As you navigate your first year at UBC, consider the benefits of “design thinking” to make the most of your experience.
Design thinking is a mindset borrowed from the world of design, used to solve problems creatively. It was originally popularized by technology companies, and later adapted for individuals by Bill Burnett and Dave Evans, two faculty members at Stanford University, in their book Designing Your Life.
Their approach applies the principles of design thinking to the question, “What do I want to do with my life?”
Design thinking can be applied to your UBC experience in many ways: through curiosity, experimentation/prototyping, asking for help, trusting the process, and reframing. Adding this approach to your UBC “toolkit” can help you make the most of your Arts degree experience, and build skills useful after graduation.
Human beings are naturally curious, but sometimes we forget how empowering curiosity can be. In the classroom, be curious about the skills you are learning and how they can be applied to the world of work.
Skills like research, data interpretation, comparing/contrasting ideas and information, making projections, and thinking logically are some of the many skills you are learning throughout your Arts degree. Employers in different areas, including government, consulting firms, technology, and banks, hire people with these skill sets. Use your curiosity to learn more about these opportunities and let go of any limiting stereotypes you may have about a career with an Arts degree.
By paying attention to what you are curious about, you may find new ways to explore your curiosities through coursework and outside of classroom experiences. In time, these curiosities will form part of the story you tell to prospective employers or in applications for graduate and professional schools.
Co-curricular activities including clubs, the Arts Undergraduate Society, Arts Co-op, and others are great ways to build skills and learn more about your likes and dislikes. Organizing events, managing social media channels, and budgeting are tasks you can try out while pursuing your degree. You won’t know if you like something until you have tested the waters.
Also, live vicariously through Arts alumni experiences. Talk with them to learn about the choices they made as students, and what they’re doing now. These curiosity conversations are a great way to check your assumptions about specific careers and learn from those who have gone before you.

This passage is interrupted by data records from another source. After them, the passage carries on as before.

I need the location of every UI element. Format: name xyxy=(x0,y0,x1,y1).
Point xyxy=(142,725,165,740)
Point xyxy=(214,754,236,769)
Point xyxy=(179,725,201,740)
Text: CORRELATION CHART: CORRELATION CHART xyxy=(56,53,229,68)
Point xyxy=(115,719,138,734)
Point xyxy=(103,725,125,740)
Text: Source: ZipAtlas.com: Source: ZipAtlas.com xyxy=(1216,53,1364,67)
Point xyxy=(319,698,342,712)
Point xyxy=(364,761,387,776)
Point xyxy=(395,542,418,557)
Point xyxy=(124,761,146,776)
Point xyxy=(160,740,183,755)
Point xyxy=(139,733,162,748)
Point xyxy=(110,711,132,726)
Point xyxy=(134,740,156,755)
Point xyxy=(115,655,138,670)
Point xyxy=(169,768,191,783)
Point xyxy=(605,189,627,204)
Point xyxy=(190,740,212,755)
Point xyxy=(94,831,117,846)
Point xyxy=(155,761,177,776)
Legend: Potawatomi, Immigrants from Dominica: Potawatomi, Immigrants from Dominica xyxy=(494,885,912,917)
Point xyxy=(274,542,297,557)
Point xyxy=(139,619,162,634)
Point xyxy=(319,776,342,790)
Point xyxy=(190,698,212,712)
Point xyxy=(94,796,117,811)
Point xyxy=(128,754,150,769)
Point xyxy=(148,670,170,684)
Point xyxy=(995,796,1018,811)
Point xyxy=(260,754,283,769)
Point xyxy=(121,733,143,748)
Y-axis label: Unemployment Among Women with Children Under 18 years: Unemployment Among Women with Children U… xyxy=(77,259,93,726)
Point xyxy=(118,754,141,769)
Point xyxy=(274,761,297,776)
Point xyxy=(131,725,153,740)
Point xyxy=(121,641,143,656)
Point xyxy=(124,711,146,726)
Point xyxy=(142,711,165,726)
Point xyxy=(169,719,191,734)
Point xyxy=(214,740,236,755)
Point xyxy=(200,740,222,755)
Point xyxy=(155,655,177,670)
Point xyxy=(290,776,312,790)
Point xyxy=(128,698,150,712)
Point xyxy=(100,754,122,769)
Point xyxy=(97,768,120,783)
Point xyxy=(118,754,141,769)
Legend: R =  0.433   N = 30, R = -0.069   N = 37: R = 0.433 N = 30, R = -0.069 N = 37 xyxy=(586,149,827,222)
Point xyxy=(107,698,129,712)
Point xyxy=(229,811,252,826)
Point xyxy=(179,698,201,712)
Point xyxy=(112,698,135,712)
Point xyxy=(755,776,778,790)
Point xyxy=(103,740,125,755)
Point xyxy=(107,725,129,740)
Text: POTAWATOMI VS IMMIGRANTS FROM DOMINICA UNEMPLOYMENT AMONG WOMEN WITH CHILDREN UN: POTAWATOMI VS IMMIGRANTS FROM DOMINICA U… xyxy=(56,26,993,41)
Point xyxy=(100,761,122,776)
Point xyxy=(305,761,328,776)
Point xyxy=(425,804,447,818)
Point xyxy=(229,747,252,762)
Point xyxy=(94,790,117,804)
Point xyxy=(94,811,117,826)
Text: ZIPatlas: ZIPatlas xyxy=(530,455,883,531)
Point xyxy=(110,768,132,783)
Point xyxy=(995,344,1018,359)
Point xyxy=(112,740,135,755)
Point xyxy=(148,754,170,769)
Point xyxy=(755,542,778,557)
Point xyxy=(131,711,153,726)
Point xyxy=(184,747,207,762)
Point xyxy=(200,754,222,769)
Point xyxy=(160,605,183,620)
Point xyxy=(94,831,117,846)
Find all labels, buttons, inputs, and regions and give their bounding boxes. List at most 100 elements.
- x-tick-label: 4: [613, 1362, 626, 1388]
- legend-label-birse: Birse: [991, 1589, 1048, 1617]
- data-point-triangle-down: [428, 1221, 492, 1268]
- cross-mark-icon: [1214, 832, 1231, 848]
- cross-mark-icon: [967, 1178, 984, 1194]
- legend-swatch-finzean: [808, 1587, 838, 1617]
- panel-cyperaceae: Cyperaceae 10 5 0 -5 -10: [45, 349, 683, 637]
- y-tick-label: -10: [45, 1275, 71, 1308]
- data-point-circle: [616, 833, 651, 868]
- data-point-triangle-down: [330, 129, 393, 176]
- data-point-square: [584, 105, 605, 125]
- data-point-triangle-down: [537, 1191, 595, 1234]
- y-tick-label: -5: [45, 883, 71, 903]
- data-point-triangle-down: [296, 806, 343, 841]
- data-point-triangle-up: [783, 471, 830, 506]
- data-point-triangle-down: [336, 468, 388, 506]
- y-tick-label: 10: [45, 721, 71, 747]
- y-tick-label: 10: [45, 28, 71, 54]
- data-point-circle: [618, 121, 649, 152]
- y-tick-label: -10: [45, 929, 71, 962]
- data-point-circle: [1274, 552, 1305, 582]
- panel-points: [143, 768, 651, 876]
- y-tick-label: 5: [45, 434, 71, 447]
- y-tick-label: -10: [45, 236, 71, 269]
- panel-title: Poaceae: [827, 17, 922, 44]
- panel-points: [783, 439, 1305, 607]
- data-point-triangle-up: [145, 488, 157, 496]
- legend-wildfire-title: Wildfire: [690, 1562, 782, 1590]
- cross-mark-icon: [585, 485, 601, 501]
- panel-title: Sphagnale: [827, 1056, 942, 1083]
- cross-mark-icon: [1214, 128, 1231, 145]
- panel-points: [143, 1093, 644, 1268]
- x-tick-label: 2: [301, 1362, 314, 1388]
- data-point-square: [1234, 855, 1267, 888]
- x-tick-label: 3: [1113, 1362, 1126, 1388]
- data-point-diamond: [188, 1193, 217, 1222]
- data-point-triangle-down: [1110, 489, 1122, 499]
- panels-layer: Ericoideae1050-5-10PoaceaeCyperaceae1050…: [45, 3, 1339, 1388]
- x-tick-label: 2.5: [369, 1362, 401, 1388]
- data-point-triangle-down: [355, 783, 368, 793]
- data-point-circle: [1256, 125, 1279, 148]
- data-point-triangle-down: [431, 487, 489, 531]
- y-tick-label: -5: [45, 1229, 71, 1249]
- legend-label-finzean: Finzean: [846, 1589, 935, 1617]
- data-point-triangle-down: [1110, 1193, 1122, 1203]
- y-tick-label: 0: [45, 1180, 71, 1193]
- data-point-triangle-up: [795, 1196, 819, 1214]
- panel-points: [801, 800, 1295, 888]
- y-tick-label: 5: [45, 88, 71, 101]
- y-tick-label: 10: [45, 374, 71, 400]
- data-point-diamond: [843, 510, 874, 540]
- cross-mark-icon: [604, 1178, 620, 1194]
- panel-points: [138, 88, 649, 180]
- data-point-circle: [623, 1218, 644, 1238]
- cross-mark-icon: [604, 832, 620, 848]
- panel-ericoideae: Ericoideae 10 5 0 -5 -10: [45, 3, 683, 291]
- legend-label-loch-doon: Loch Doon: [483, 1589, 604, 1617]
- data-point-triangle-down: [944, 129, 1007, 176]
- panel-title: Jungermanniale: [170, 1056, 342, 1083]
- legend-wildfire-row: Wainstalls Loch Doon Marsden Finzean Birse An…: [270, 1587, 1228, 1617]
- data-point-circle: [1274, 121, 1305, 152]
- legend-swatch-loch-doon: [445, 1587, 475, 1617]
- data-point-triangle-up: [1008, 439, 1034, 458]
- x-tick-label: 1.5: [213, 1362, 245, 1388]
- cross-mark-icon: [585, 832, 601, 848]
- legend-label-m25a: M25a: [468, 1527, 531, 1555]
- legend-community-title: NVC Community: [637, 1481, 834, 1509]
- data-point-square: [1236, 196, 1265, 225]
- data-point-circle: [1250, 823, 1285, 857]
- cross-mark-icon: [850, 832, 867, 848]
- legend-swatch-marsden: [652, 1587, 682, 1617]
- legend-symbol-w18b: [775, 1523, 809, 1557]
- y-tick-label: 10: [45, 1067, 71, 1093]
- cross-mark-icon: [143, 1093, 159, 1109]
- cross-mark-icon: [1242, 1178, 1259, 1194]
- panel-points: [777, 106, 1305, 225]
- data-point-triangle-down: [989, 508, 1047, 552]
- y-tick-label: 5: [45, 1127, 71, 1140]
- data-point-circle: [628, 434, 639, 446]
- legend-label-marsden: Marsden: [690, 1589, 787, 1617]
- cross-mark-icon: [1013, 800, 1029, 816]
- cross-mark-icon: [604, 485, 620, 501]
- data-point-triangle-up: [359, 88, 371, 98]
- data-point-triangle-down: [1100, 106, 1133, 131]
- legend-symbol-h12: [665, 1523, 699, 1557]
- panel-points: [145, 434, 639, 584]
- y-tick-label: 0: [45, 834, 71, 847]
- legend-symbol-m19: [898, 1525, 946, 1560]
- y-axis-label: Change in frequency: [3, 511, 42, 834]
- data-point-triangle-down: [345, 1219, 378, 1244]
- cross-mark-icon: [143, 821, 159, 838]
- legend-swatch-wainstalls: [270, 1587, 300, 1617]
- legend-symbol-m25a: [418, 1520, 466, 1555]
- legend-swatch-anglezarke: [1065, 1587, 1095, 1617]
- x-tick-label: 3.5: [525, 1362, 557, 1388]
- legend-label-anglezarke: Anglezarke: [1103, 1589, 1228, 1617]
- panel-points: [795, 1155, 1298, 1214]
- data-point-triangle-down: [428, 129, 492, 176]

No need to wait until your senior years to start acting on these conversations. You can start now by attending events like Arts Career Conversations or finding a mentor.
Professors, classmates, alumni, friends, family members, academic advisors, and career educators are people who can help you design your first-year experience.
As you start to envision what that experience may look like, share your initial thoughts with them to help you create a plan that will work for you.
Inviting others into this conversation can bring empathy and diverse perspectives, as well as generate new ideas and ways for you to move forward. You don’t need to figure out things on your own: embrace collaboration!
Be mindful of the process
Start where you are. The process that will help you design your career path begins now, as you experiment during your degree. Accept where you are in the process of designing your degree and your life, trusting that the process will yield good results. Resist the urge to compare yourself with what others are doing, and pay attention to your own process and what you learn about what matters to you.
There is a lot of power in the way we choose to frame things.
Often, we go into situations with beliefs about how they will turn out. In design thinking these are called “dysfunctional beliefs” because they presuppose an outcome that could limit your experience.
This year is truly unlike any we have experienced before, and your beliefs about online learning may be legitimate – but be cautious of letting them hold you back. Difficult situations can offer many opportunities.
Start to practice one of a designer’s most powerful tools: reframing problems to allow you to move beyond them, and achieve the full potential of the moment. Here are some examples of what reframing looks like:
I won’t make any real friends → Online connections are different from in-person interactions, but I can still make meaningful connections
I’m bored learning from home → I am safe learning from home
My Arts degree won’t lead to a successful career → Arts alumni are living successful career lives
Now that you are familiar with the five mindsets of Designing Your Life, you can apply them to design a better first year experience by building and testing your ideas and assumptions as you move forward. Good luck!